COVID-19 wave sparks petition to bring back mandatory isolation to protect medically vulnerable

Posted 1 year ago by Alex Jacobs
The arrival of a new COVID-19 wave has sparked calls for mandatory isolation to return. [Source: Unsplash]
The arrival of a new COVID-19 wave has sparked calls for mandatory isolation to return. [Source: Unsplash]

A fourth COVID-19 wave is expected to reach its peak just before Christmas as case numbers surge across Australia, while a petition to reinstate mandatory isolation gathers momentum.

It has been almost five weeks since the Federal Government ended mandatory isolation requirements for most Australians, with health and disability care workers amongst those still required to isolate following a positive test.

The previous easing of restrictions left many people in the disability community feeling like an “afterthought” as advocates claimed it was “the end of freedom” for people with disability.

Now, case numbers are rising dramatically with more than 58,000 cases recorded nationally last week, as Omicron subvariants XBB and BQ.1 take hold and mutate with pre-existing variants.

After recording almost 6,000 cases, Queensland was prompted to move its COVID-19 traffic light advice system to amber, which recommends mask-wearing in healthcare settings, indoors, on public transport or if you are medically vulnerable or around people vulnerable to COVID-19.

Queensland is also calling on people with COVID-19 symptoms to take a Rapid Antigen Test (RAT) every two days, or if someone in the same household tests positive.

Elsewhere, South Australia is calling on the public to wear masks in high-risk settings, including public transport and healthcare facilities.

The State and Federal Governments are all calling on the public to take precautions.
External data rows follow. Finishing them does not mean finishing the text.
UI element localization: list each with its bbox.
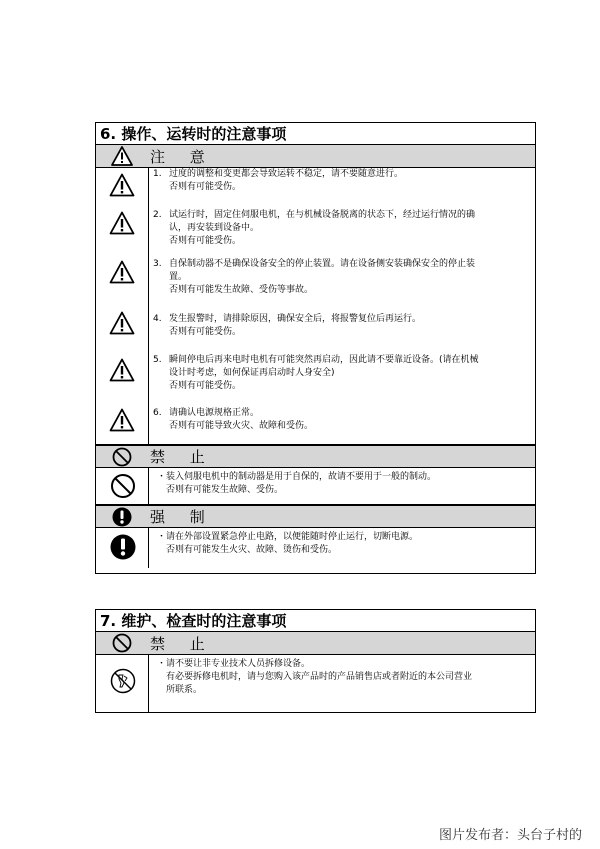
caution-item-4: 4. 发生报警时，请排除原因，确保安全后，将报警复位后再运行。 否则有可能受伤。: [153, 314, 422, 337]
warning-triangle-icon: [96, 146, 148, 166]
caution-item-1: 1. 过度的调整和变更都会导致运转不稳定，请不要随意进行。 否则有可能受伤。: [153, 169, 404, 192]
prohibition-circle-icon: [110, 473, 136, 499]
caution-item-3: 3. 自保制动器不是确保设备安全的停止装置。请在设备侧安装确保安全的停止装 置。 否则有可能发生故障、受伤等事故。: [153, 259, 476, 295]
mandatory-exclamation-icon: [96, 507, 148, 527]
prohibit-header-7: [96, 632, 535, 655]
prohibition-circle-icon: [96, 633, 148, 653]
mandatory-header: [96, 505, 535, 528]
caution-item-6: 6. 请确认电源规格正常。 否则有可能导致火灾、故障和受伤。: [153, 408, 314, 431]
prohibit-header: [96, 445, 535, 468]
caution-header-label: 注 意: [150, 147, 215, 166]
prohibit-body: [96, 468, 535, 505]
mandatory-header-label: 强 制: [150, 508, 215, 526]
mandatory-exclamation-icon: [110, 534, 136, 560]
warning-triangle-icon: [109, 311, 135, 335]
publisher-caption: 图片发布者：头台子村的: [438, 828, 582, 843]
caution-item-5: 5. 瞬间停电后再来电时电机有可能突然再启动，因此请不要靠近设备。(请在机械 设计时考虑，如何保证再启动时人身安全) 否则有可能受伤。: [153, 355, 479, 391]
caution-header: [96, 145, 535, 168]
mandatory-item: ・ 请在外部设置紧急停止电路，以便能随时停止运行，切断电源。 否则有可能发生火灾、故障、烫伤和受伤。: [157, 532, 419, 555]
prohibit-item: ・ 装入伺服电机中的制动器是用于自保的，故请不要用于一般的制动。 否则有可能发生故障、受伤。: [157, 472, 437, 495]
caution-text-column: [149, 168, 535, 444]
section-7-title: 7. 维护、检查时的注意事项: [96, 610, 535, 632]
warning-triangle-icon: [109, 260, 135, 284]
no-disassembly-icon: [110, 668, 136, 694]
mandatory-body: [96, 528, 535, 568]
caution-icon-column: [96, 168, 149, 444]
warning-triangle-icon: [109, 173, 135, 197]
section-6-title: 6. 操作、运转时的注意事项: [96, 123, 535, 145]
prohibition-circle-icon: [96, 447, 148, 467]
warning-triangle-icon: [109, 358, 135, 382]
section-7-table: [95, 609, 536, 713]
warning-triangle-icon: [109, 408, 135, 432]
caution-item-2: 2. 试运行时，固定住伺服电机，在与机械设备脱离的状态下，经过运行情况的确 认，再安装到设备中。 否则有可能受伤。: [153, 210, 476, 246]
section-6-table: [95, 122, 536, 574]
warning-triangle-icon: [109, 211, 135, 235]
prohibit-body-7: [96, 655, 535, 712]
prohibit-header-7-label: 禁 止: [150, 634, 215, 653]
prohibit-item-7: ・ 请不要让非专业技术人员拆修设备。 有必要拆修电机时，请与您购入该产品时的产品销售店或者附近的本公司营业 所联系。: [157, 659, 473, 695]
caution-body: [96, 168, 535, 445]
prohibit-header-label: 禁 止: [150, 448, 215, 466]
Dr Kerry Chant, New South Wales’ Chief Health Officer, says case numbers will likely peak before Christmas.

“The wave is taking off with some trajectory, it will be quite a steep wave and hopefully the decline will be equally as steep,” says Ms Chant.

“There is a sense that the wave may well peak before Christmas and we may be on the decline [by then].

“But the message is clear, this is an increased risk period for COVID-19, so please, now is the time to take those protective behaviours.”

The heightened risk has led to a reinvigorated push for a petition on to reinstate mandatory COVID-19 isolation.

The petition currently has 13,000 signatures, and will be submitted to the National Cabinet at 20,000. A previous submission was made in October, soliciting “two standard replies” from the Government.

Campaign leader Kurt Friday says the replies were “an insult to those most affected”.

“Removing basic public health measures to curb infection has come at the worst time,” says Mr Friday.

“We are at the start of a new wave of COVID with variants that are more effective at evading existing immunity.

“Our most vulnerable Australians and their families are now living in fear and lonely exile.

“Shopping for food, going to work or hugging their grandkids are now high risk activities.

“The risk is not just to our most vulnerable, COVID-19 infection puts all Australians at risk of developing Long COVID, a serious and often debilitating set of health complications that affects five percent or more people who are infected, and outcomes are worse for successive infections.”

Health experts remain positive that the Omicron subvariants carry lower disease severity, although their high transmissibility continues to put people with disability and vulnerable people at risk.

Catherine Bennett, Deakin University chair in epidemiology, says we should expect to see more COVID-19 variants coexisting over the summer.

“It’s a fundamental shift in epidemiology and it is a challenge,” says Ms Bennett.

“Rolling waves are going to push the infection risk up from time to time … but what’s reassuring is hospital rates and death rates didn’t show the same spike with transmission [of new subvariants] overseas.”

The Government continues to urge the public to remain up to date with all vaccinations, in line with age and medical recommendations, to remain best protected against serious illness or death.

People with disability who have received their fourth or fifth COVID-19 vaccine, depending on eligibility requirements, will have to wait until at least January 2023 for approval on the next booster dose.

Currently, just over 42 percent of the eligible population have received their fourth dose, including severely immunocompromised individuals that are eligible for a fifth dose.

The vaccinated figures include 32.1 percent of National Disability Insurance Scheme (NDIS) participants aged 16+ with at least four doses, and 69.6 percent of NDIS participants aged 12-15 with at least two doses.